Mas você, disse-me um amanuense, está com mania de republicações! Sim, é verdade, confesso, pois o encontro narrado infra já foi publicado neste blog faz algum tempo. Considerando, porém, que este é um país sem memória, poucos, com certeza, haverão de lembrar. Assim, vai outra vez. Para mim, foi um momento significativo, pois James Stewart é um dos atores que mais admiro. Aliás, há poucos dias, vi, no Telecine Cult, um documentário sobre a vida desse intérprete legendário, apresentado pelo seu amigo Johnny Carlson - que, por muitos anos, foi o mestre de cerimônias da festa do Oscar. Mas, mudando de um polo a outro, gostaria de informar que o sítio Coisa de Cinema está com uma nova coluna de minha autoria. Para quem gosta de perder tempo, eis o link: http://www.coisadecinema.com.br/matNotas.asp?mat=2113
Em 1984, a CIC (Cinema International Corporation) – que, depois, se transformaria na UCI, lançou um pacote contendo cinco filmes de Hitchcock que, há vinte anos, se encontravam proibidos de exibição por exigência do mestre – não se sabe lá bem o motivo. O fato é que Janela Indiscreta, Um Corpo que Cai, O Terceiro Tiro, O Homem que Sabia Demais e Festim Diabólico, obras imprescindíveis de Hitch, puderam, duas décadas depois, serem reavaliadas e vistas pela primeira vez por toda uma geração de cinéfilos. Para prestigiar o lançamento do pacote, James Stewart esteve no Rio de Janeiro reunido com jornalistas das principais capitais do Brasil, do Oiapoque ao Chuí. O gerente regional da CIC, em Salvador, resolveu me convidar como o crítico representante da Bahia – tinha, nessa época, uma coluna diária no jornal Tribuna da Bahia, onde entrei em 1974 e, ano passado (2005), cumpridos 31 anos de batente - já se encontra em fase de finalização um livro que reúne as minhas críticas.. Fiquei entusiasmadíssimo, alvoroçado, pela oportunidade que teria de passar, um dia inteiro, com um veterano e mitológico intérprete do cinema americano, uma legenda viva.

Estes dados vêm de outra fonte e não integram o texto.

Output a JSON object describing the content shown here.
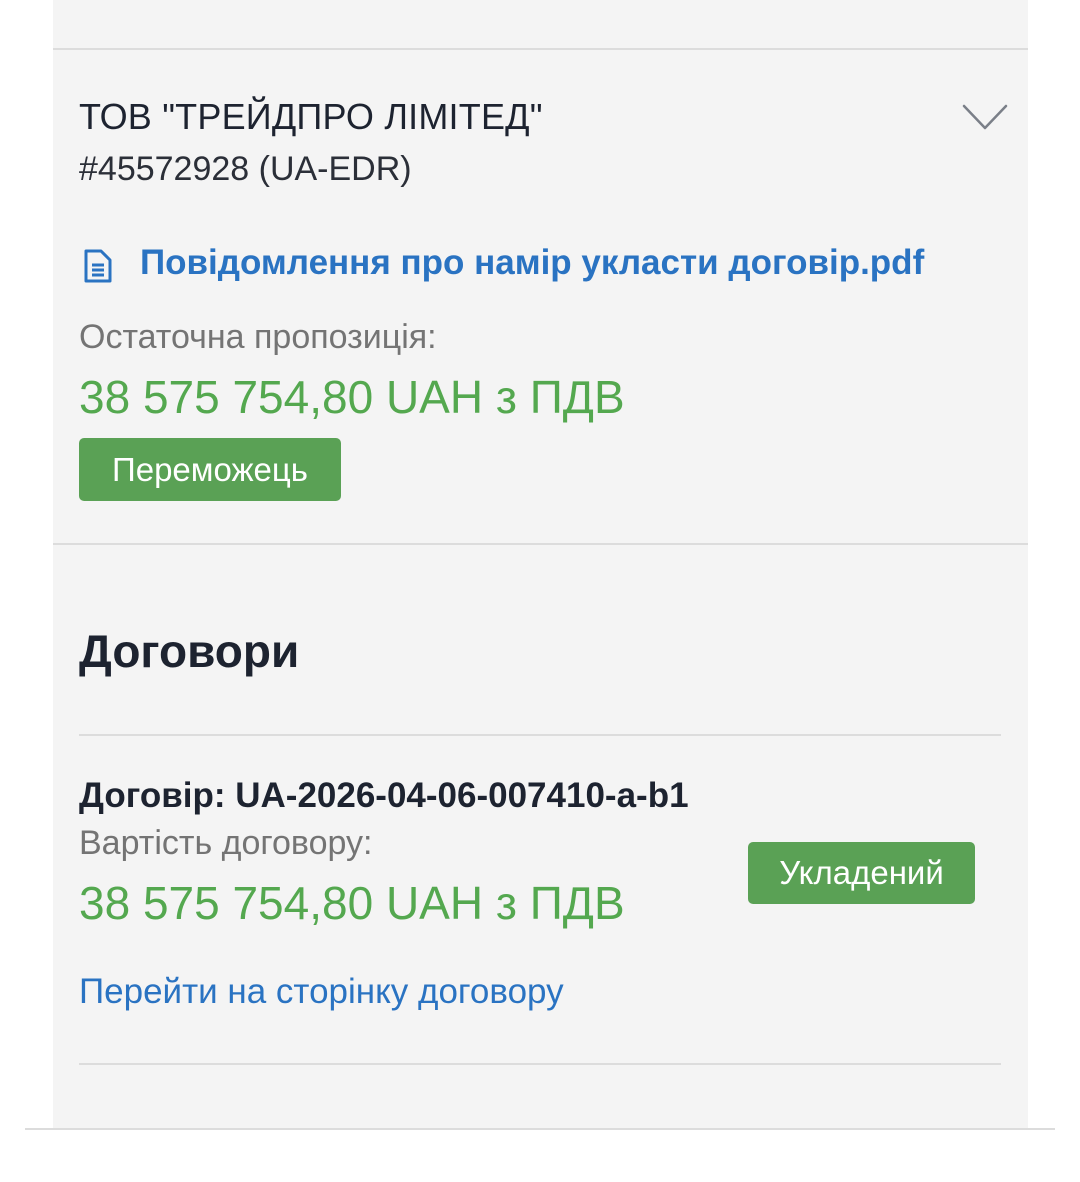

A empresa me reservou uma passagem de ida e volta – SSA-Rio-SSA, hotel de cinco estrelas – o mesmo onde ficaria hospedado o homem que matou o facínora, e a promessa de reembolso imediato nos gastos de locomoção e alimentação. Lembro-me bem do dia: 21 de outubro de 1984. Estava chovendo. Vento leste. Medo de voar naquelas condições que se foi vencendo com várias tulipas de chope no barzinho do aeroporto. Para um amante do cinema, um presente de Zeus.

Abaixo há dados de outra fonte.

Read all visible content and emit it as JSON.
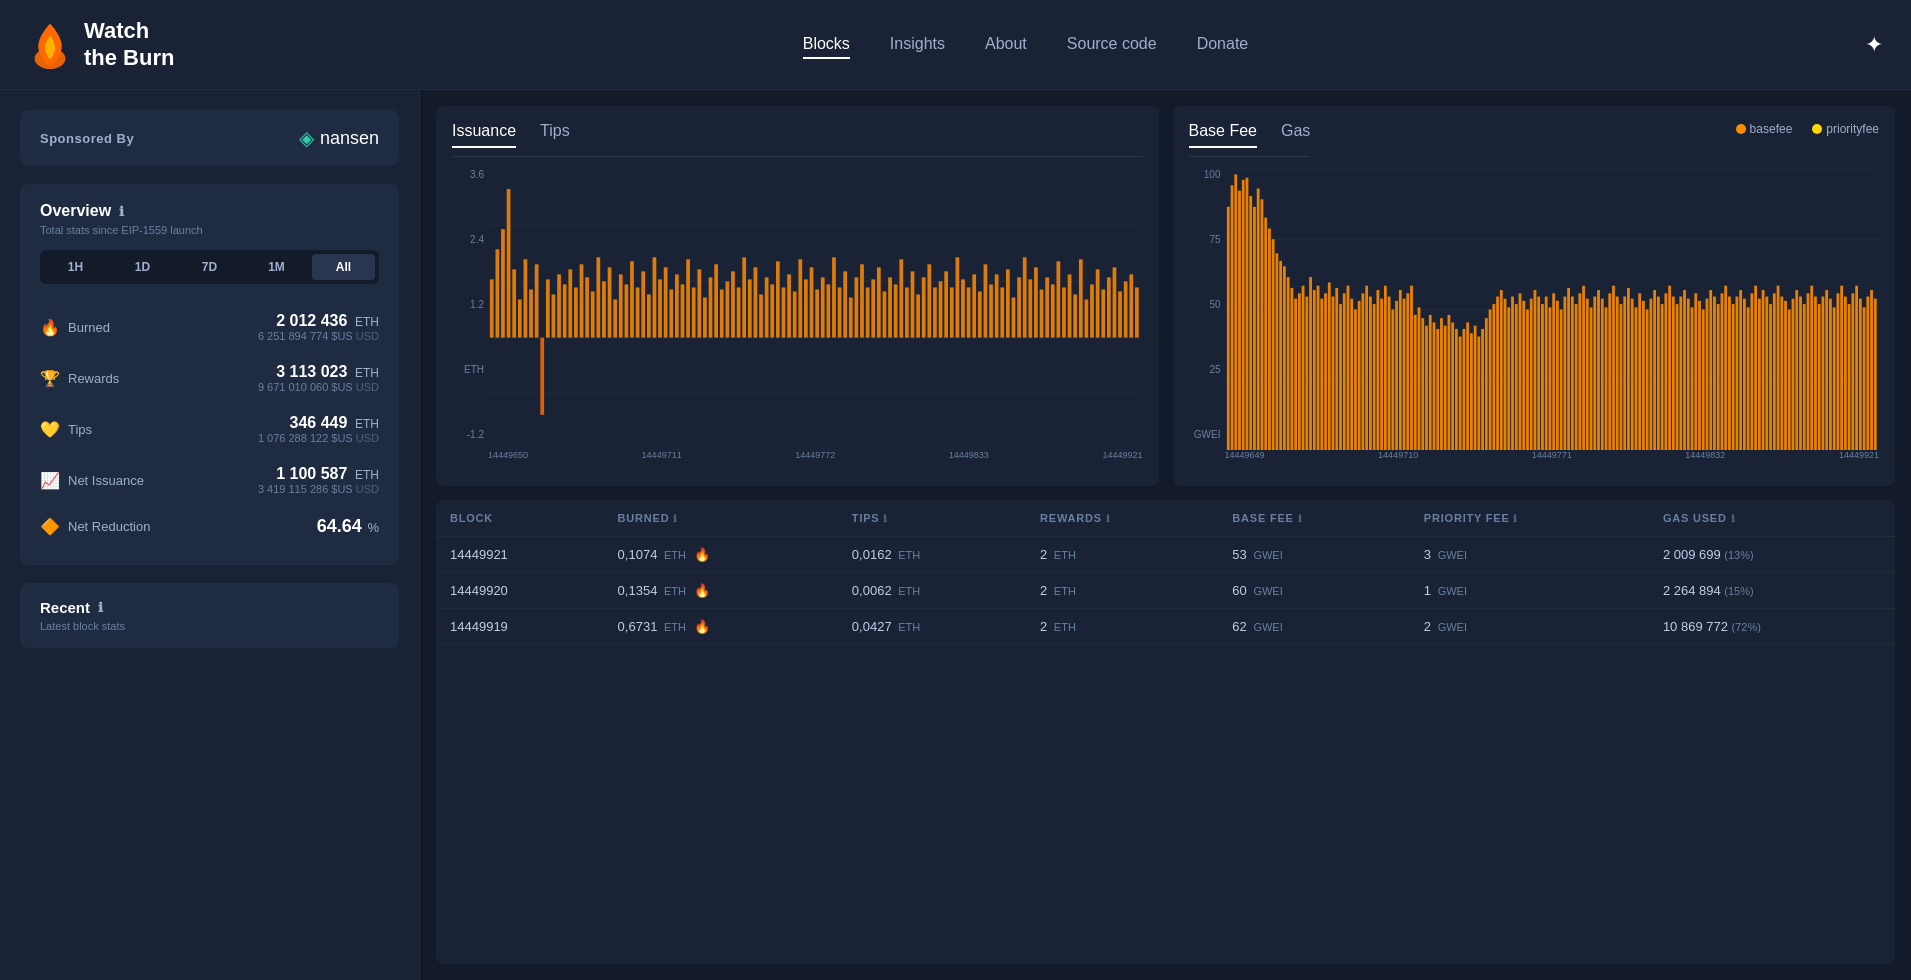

Apertando o cinco, feita a aterrissagem, cheguei ao Galeão, descortinando, antes de pousar, a bela paisagem da Cidade Maravilhosa. O Rio de Janeiro é de uma beleza indescritível. Mas a chuva continuava. Pensava em James Stewart, relembrava seus filmes enquanto sorvia mais algumas tulipas, desta vez no bar do aeroporto do Rio. Telefonei para a CIC, que me mandou pegar um táxi, pois a reserva já se encontrava feita. Num hotel luxuoso em Copacabana – diria mesmo: seis estrelas. Quem sou eu, pobre comentarista de cinema, para gozar de tais mordomias! Gozei-as, entretanto. E como!

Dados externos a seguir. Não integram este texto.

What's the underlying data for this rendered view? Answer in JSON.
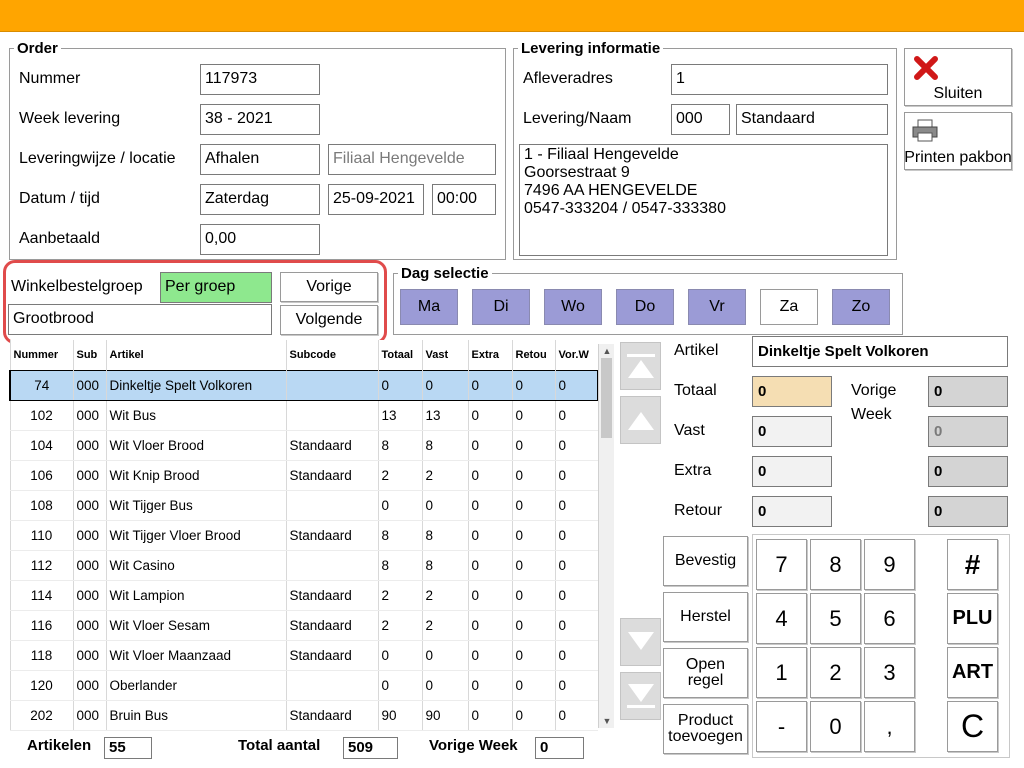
{
  "order": {
    "legend": "Order",
    "nummer_label": "Nummer",
    "nummer": "117973",
    "week_label": "Week levering",
    "week": "38 - 2021",
    "wijze_label": "Leveringwijze / locatie",
    "wijze": "Afhalen",
    "locatie": "Filiaal Hengevelde",
    "datum_label": "Datum / tijd",
    "dag": "Zaterdag",
    "datum": "25-09-2021",
    "tijd": "00:00",
    "aanbetaald_label": "Aanbetaald",
    "aanbetaald": "0,00"
  },
  "levering": {
    "legend": "Levering informatie",
    "adres_label": "Afleveradres",
    "adres": "1",
    "naam_label": "Levering/Naam",
    "code": "000",
    "naam": "Standaard",
    "address_lines": [
      "1 - Filiaal Hengevelde",
      "Goorsestraat 9",
      "7496 AA HENGEVELDE",
      "0547-333204 / 0547-333380"
    ]
  },
  "actions": {
    "close": "Sluiten",
    "print": "Printen pakbon"
  },
  "groep": {
    "label": "Winkelbestelgroep",
    "mode": "Per groep",
    "name": "Grootbrood",
    "prev": "Vorige",
    "next": "Volgende"
  },
  "days": {
    "legend": "Dag selectie",
    "items": [
      {
        "label": "Ma"
      },
      {
        "label": "Di"
      },
      {
        "label": "Wo"
      },
      {
        "label": "Do"
      },
      {
        "label": "Vr"
      },
      {
        "label": "Za"
      },
      {
        "label": "Zo"
      }
    ]
  },
  "table": {
    "headers": [
      "Nummer",
      "Sub",
      "Artikel",
      "Subcode",
      "Totaal",
      "Vast",
      "Extra",
      "Retou",
      "Vor.W"
    ],
    "rows": [
      [
        "74",
        "000",
        "Dinkeltje Spelt Volkoren",
        "",
        "0",
        "0",
        "0",
        "0",
        "0"
      ],
      [
        "102",
        "000",
        "Wit Bus",
        "",
        "13",
        "13",
        "0",
        "0",
        "0"
      ],
      [
        "104",
        "000",
        "Wit Vloer Brood",
        "Standaard",
        "8",
        "8",
        "0",
        "0",
        "0"
      ],
      [
        "106",
        "000",
        "Wit Knip Brood",
        "Standaard",
        "2",
        "2",
        "0",
        "0",
        "0"
      ],
      [
        "108",
        "000",
        "Wit Tijger Bus",
        "",
        "0",
        "0",
        "0",
        "0",
        "0"
      ],
      [
        "110",
        "000",
        "Wit Tijger Vloer Brood",
        "Standaard",
        "8",
        "8",
        "0",
        "0",
        "0"
      ],
      [
        "112",
        "000",
        "Wit Casino",
        "",
        "8",
        "8",
        "0",
        "0",
        "0"
      ],
      [
        "114",
        "000",
        "Wit Lampion",
        "Standaard",
        "2",
        "2",
        "0",
        "0",
        "0"
      ],
      [
        "116",
        "000",
        "Wit Vloer Sesam",
        "Standaard",
        "2",
        "2",
        "0",
        "0",
        "0"
      ],
      [
        "118",
        "000",
        "Wit Vloer Maanzaad",
        "Standaard",
        "0",
        "0",
        "0",
        "0",
        "0"
      ],
      [
        "120",
        "000",
        "Oberlander",
        "",
        "0",
        "0",
        "0",
        "0",
        "0"
      ],
      [
        "202",
        "000",
        "Bruin Bus",
        "Standaard",
        "90",
        "90",
        "0",
        "0",
        "0"
      ]
    ]
  },
  "detail": {
    "artikel_label": "Artikel",
    "artikel": "Dinkeltje Spelt Volkoren",
    "totaal_label": "Totaal",
    "totaal": "0",
    "vast_label": "Vast",
    "vast": "0",
    "extra_label": "Extra",
    "extra": "0",
    "retour_label": "Retour",
    "retour": "0",
    "vorige_label1": "Vorige",
    "vorige_label2": "Week",
    "vorige_totaal": "0",
    "vorige_vast": "0",
    "vorige_extra": "0",
    "vorige_retour": "0"
  },
  "cmd": {
    "bevestig": "Bevestig",
    "herstel": "Herstel",
    "open1": "Open",
    "open2": "regel",
    "prod1": "Product",
    "prod2": "toevoegen"
  },
  "keypad": {
    "keys": [
      "7",
      "8",
      "9",
      "4",
      "5",
      "6",
      "1",
      "2",
      "3",
      "-",
      "0",
      ","
    ],
    "specials": [
      "#",
      "PLU",
      "ART",
      "C"
    ]
  },
  "footer": {
    "artikelen_label": "Artikelen",
    "artikelen": "55",
    "total_label": "Total aantal",
    "total": "509",
    "vorige_label": "Vorige Week",
    "vorige": "0"
  },
  "colors": {
    "topbar": "#FFA500",
    "selected_day": "#9b9bd6",
    "per_groep": "#8ee88e",
    "totaal_field": "#f5deb3",
    "selected_row": "#b9d8f3",
    "highlight": "#e04b4b"
  }
}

Cheguei num domingo. Dia livre, segundo a assessora de imprensa da CIC. Aproveitei para ver, no cinema Veneza, Janela Indiscreta (Rear Window). A sala estava lotada e, antes de entrar, fiquei observando as pessoas que saiam circunspectas, caladas ou comentando. Via pelas suas fisionomias que tinham acabado de assistir a um grande filme. Já na sala escura, as imagens de Janela Indiscreta me provocaram forte emoção – já o tinha visto nos anos 60 antes de sua retirada de circulação (e, contando isso, estou ficando é velho!). Apesar de uma matinée num domingo, havia silêncio na sala, respeito pelo que se estava a ver. Há 21 anos passados. A patuléia – leia-se: os aborrecentes dos complexos de salas Multiplex, porque não nascida, ainda não comandava o espetáculo!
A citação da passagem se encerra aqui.